Snapshots

This article explains how to create and manage snapshots of your HPE Machine Learning Data Management cluster. Creating snapshots is essential before performing cluster upgrades to ensure you can recover your cluster state if needed.

Understanding Snapshots

A HPE Machine Learning Data Management snapshot is a complete backup of your cluster state, consisting of:

  • Postgres Snapshot: A pg_dump of the database containing cluster state information
  • ChunkSet: A collection of live data chunks from object storage at the time of backup

You can use these snapshots to restore your cluster to a previous state during Helm upgrades.
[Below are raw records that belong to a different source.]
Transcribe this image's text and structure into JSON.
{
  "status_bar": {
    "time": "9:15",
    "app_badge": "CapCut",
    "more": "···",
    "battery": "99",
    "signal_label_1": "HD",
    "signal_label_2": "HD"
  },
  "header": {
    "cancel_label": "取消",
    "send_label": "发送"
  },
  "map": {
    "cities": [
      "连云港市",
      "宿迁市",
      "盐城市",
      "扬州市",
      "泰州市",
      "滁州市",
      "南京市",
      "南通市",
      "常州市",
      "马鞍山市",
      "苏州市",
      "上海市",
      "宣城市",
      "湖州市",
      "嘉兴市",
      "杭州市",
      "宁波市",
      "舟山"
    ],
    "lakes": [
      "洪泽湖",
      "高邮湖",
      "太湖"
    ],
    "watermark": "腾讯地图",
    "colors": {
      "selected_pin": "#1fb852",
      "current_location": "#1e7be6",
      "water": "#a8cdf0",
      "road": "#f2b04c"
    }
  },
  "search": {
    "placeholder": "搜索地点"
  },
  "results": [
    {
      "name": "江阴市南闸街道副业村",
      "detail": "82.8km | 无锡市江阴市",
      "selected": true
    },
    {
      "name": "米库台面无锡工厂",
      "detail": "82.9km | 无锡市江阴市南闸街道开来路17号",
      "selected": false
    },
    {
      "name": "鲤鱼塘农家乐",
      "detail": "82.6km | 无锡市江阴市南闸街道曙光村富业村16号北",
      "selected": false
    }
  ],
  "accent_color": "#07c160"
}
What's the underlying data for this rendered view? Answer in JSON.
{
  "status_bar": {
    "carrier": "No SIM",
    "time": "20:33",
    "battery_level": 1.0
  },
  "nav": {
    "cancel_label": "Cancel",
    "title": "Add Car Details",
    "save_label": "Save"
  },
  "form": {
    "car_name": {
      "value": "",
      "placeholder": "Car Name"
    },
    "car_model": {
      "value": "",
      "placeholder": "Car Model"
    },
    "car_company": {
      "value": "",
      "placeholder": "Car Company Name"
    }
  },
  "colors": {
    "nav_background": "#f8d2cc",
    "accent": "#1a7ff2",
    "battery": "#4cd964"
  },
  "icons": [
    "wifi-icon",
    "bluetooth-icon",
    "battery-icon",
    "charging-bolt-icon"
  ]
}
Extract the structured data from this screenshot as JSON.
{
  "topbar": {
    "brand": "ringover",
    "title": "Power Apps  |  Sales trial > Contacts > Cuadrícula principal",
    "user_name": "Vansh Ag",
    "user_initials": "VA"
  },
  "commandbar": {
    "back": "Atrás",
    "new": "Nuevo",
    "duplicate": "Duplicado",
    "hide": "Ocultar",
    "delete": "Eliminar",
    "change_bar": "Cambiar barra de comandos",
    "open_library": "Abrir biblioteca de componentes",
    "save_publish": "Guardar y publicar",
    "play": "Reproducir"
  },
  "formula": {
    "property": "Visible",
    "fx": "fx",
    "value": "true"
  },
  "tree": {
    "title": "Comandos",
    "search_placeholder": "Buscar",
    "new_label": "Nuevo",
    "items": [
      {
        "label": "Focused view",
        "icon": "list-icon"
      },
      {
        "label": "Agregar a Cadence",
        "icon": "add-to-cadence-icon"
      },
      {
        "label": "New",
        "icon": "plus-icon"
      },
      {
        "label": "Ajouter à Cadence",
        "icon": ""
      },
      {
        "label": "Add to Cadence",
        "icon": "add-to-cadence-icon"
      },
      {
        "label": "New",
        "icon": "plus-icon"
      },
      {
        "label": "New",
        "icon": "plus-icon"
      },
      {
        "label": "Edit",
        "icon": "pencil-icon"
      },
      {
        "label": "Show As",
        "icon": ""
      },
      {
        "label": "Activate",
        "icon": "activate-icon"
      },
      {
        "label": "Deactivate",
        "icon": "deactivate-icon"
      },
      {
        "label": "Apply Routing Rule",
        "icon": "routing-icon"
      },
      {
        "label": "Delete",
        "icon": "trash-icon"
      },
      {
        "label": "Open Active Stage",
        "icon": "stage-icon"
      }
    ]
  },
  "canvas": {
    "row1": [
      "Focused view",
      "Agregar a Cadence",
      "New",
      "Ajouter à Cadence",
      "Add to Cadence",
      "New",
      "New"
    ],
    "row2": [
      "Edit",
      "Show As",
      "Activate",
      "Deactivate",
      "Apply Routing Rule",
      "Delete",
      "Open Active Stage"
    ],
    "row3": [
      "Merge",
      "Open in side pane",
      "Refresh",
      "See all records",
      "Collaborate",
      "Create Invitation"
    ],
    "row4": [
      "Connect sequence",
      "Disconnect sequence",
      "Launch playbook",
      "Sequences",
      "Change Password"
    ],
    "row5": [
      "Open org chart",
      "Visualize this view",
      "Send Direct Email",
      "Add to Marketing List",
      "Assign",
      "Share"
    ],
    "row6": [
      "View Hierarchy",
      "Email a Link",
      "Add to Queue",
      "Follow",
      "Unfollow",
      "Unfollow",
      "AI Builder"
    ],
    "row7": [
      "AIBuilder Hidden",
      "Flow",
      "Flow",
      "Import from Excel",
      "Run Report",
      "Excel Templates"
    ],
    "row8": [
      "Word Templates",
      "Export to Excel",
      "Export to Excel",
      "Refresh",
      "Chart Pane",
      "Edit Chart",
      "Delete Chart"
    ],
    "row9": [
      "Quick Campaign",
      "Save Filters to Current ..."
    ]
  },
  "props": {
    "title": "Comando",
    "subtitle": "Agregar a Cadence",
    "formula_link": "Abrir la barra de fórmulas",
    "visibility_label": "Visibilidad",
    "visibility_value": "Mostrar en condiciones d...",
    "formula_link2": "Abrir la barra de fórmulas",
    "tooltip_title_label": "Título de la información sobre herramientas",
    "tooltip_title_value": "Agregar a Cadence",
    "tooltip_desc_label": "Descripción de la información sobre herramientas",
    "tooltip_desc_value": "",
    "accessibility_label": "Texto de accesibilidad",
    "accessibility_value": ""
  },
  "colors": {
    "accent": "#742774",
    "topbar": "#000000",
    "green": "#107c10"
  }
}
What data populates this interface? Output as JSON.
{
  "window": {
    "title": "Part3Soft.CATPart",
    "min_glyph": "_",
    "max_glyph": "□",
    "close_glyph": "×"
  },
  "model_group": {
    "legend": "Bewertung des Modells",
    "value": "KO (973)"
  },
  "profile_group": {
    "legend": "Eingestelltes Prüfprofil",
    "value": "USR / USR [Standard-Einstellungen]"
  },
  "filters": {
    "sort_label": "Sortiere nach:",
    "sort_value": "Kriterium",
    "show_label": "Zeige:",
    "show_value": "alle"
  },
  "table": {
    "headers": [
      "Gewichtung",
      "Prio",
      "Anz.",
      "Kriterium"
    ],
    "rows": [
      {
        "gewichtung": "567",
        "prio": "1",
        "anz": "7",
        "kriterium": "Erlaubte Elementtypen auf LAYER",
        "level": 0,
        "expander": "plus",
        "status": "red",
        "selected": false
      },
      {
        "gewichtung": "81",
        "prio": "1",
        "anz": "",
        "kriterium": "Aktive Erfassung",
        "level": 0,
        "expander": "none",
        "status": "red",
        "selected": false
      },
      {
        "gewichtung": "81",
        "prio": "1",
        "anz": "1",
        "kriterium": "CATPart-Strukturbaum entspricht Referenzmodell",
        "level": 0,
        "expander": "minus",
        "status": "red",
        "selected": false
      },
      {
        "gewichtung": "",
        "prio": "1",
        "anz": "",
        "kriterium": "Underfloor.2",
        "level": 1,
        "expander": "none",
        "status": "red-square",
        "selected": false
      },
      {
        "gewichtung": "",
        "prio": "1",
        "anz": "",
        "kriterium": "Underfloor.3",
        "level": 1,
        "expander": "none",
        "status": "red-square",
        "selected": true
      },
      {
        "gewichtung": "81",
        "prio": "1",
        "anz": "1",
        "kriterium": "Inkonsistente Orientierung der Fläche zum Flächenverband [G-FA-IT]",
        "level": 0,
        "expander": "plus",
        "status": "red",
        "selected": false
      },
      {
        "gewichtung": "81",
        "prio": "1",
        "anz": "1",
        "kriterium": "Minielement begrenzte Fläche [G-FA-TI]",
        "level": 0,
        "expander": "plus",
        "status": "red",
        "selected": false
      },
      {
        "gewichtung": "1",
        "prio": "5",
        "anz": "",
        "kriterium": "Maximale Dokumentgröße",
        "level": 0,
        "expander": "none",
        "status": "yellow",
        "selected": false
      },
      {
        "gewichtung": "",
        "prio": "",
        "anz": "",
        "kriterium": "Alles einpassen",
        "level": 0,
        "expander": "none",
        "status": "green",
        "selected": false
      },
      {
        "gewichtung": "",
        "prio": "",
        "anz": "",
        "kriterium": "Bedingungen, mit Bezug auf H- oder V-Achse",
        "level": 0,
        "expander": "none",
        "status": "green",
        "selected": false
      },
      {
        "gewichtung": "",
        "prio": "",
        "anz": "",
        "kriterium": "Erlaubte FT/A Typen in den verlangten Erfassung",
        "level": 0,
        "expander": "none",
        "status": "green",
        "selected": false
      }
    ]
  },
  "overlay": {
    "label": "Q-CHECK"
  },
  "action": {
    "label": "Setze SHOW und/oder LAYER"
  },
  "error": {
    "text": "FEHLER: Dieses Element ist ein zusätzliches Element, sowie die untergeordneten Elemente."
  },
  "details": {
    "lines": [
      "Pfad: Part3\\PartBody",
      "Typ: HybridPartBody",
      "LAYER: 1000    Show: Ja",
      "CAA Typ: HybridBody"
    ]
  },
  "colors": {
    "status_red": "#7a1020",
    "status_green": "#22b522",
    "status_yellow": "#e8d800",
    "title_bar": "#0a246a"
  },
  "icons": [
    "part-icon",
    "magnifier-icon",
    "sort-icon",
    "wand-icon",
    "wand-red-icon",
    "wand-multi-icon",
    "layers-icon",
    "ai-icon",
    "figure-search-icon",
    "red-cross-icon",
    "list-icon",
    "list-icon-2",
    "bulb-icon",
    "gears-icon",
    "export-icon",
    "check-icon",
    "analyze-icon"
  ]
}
helm upgrade pachd pachyderm/pachyderm \
  --set restoreSnapshot.enabled=true \
  --set restoreSnapshot.snapshot_id=42 \
  --reuse-values

How to Manage Snapshots

Create a Snapshot

  1. Run pachctl create snapshot.
  2. Obtain the ID of the snapshot by running pachctl list snapshot.
    ID CHUNKSET CREATED 
    2  2        3 seconds ago
    1  1        58 seconds ago

List Available Snapshots

If you create snapshots routinely, you can list all available snapshots by running pachctl list snapshot.

pachctl list snapshot

Inspect a Snapshot

You can inspect snapshots to verify the contents by running pachctl inspect snapshot <SNAPSHOT_ID>.

pachctl inspect snapshot <SNAPSHOT_ID>
ID: 1
Chunkset: 1
Created: 2 minutes ago
Version: v2.12.0
Fileset: fa492645343dff8e0ed7f6685c8b6228.d724eb2b1bf365148b8f4ffa746a50cfc2446f7ca5fa713f4ef8a757b0a792fe

Delete a Snapshot

Typically, you should delete snapshots after successfully upgrading your cluster.

pachctl delete snapshot <SNAPSHOT_ID>